11 Janvier 2022

In early December, in the lead up to International Human Rights Day, RTE participated in the launch event organised by UNESCO to celebrate the Global Partnership Strategy for Early Childhood (GPS), the product of 18 months of multi-stakeholder engagement and collaboration. RTE has provided contributions to the GPS over the last 18 months, and presented these at the launch event.
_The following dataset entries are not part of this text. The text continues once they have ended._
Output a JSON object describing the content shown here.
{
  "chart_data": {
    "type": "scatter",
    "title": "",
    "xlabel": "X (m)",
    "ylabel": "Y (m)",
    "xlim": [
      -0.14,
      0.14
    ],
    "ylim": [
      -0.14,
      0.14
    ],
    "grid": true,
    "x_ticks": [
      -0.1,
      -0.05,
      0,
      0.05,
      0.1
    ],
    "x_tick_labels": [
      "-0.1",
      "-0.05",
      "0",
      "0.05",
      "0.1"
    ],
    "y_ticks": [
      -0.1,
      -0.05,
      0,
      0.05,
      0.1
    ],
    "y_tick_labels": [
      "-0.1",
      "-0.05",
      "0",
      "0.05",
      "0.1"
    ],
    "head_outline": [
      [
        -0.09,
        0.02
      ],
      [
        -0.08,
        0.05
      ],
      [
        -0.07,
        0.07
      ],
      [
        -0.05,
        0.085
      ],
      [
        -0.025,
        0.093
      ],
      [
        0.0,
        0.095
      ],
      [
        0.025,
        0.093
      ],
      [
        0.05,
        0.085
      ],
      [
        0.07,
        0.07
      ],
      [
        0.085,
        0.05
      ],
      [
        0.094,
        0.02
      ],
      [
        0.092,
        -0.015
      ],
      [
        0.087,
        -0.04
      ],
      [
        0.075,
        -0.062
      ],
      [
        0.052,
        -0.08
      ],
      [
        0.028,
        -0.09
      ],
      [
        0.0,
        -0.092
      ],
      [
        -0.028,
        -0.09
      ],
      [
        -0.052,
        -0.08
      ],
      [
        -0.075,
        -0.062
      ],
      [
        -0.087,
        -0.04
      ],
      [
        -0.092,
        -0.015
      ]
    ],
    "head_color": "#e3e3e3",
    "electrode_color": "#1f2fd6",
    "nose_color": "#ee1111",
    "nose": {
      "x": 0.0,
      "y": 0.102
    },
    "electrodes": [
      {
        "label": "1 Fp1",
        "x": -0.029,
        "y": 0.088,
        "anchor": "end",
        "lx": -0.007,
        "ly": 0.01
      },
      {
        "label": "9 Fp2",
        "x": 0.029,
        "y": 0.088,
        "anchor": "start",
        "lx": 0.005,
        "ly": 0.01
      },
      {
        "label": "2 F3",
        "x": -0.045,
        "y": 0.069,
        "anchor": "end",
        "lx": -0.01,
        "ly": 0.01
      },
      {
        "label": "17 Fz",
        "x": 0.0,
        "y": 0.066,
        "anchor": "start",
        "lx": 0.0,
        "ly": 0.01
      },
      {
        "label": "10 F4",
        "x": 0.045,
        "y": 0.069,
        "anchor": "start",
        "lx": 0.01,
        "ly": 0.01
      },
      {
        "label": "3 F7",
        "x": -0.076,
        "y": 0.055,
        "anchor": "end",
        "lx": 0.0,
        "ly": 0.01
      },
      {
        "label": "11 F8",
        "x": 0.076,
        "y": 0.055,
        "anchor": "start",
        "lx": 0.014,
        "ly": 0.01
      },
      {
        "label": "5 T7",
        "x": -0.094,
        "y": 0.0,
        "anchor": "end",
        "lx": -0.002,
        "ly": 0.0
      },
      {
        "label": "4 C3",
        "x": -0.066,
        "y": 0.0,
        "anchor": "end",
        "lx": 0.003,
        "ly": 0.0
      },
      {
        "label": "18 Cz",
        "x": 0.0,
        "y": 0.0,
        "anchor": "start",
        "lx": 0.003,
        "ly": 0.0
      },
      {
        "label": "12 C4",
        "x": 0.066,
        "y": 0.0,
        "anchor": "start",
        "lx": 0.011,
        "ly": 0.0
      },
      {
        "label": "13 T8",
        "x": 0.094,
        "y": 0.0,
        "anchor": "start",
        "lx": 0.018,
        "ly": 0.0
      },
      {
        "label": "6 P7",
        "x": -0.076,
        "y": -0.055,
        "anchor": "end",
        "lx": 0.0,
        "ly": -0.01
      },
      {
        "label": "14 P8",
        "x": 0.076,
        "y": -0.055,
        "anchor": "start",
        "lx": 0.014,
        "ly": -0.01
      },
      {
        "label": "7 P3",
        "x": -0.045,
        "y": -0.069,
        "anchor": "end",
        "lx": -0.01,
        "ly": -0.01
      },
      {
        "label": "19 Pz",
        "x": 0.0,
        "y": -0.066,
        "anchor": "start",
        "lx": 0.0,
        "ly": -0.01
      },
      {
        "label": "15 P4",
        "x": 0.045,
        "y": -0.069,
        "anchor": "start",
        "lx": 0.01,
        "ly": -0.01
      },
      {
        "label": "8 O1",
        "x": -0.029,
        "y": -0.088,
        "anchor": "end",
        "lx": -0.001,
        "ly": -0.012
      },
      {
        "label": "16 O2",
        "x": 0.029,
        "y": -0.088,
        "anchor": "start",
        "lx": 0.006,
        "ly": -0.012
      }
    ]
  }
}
The GPS was born out of the necessity to counter two negative trends which emerged during the Covid-19 pandemic: school closures and the decline in funding for education among many low and middle income countries. During the launch event, representatives from UNESCO and the organisation's special envoy, Her Royal Highness Princess Laurentien of the Netherlands, discussed the urgency of this initiative and the important symbol of collaboration that it represents, building from the bottom up and drawing on the expertise of those on the ground worldwide. 

Interventions were also delivered by key partner agencies UNICEF, RiSE institute, and OMEP. Speaking on behalf of the latter, World President Mercedes Mayol Lassalle stressed the importance of state obligations in relation to child rights, and the relationship between early childhood care and education and human rights more broadly. Emily Vargas Baron, Director of RISE Institute, highlighted the urgency of the GPS, and the five conceptual strategies embedded within it, among them advocacy, policy planning, equity and quality, finance, and accountability. Robert Jenkins of UNICEF noted the paradox of the recognition of the importance of early childhood, yet its lower priority for investment across nations and international organisations. 

Delphine Dorsi, RTE’s Executive Director, delivered an intervention in which she welcomed the GPS as  an important step in our collective effort for the realisation of the right to education from birth and to achieve SDG 4, including ​​the provision of at least one year of free and compulsory quality pre-primary education. 

She noted that RTE will take the lead on activities aiming to strengthen normative and policy frameworks to ensure universal access to inclusive and quality ECCE - on the basis on the right to equality and non-discrimination. These activities will include:

1. the development of an international normative framework as part of the global conversation regarding the evolving dimensions of the right to education 

2. the development and strengthening of legal and policy frameworks at country level to ensure the implementation of ECCE as a right. 

In doing so, we will also lead activities to monitor the implementation of ECCE from a human rights perspective.  We will share information and resources and raise awareness on the human rights dimension of ECCE and offer our legal expertise to support the implementation of the strategy.

RTE is already collaborating with UNESCO, the UN Special Rapporteur on the right to education, partner organisations, including OMEP, CLADE and Human Rights Watch, in addition to academics such as Sandy Fredman. We invite all stakeholders wishing to advance the right to education to join us.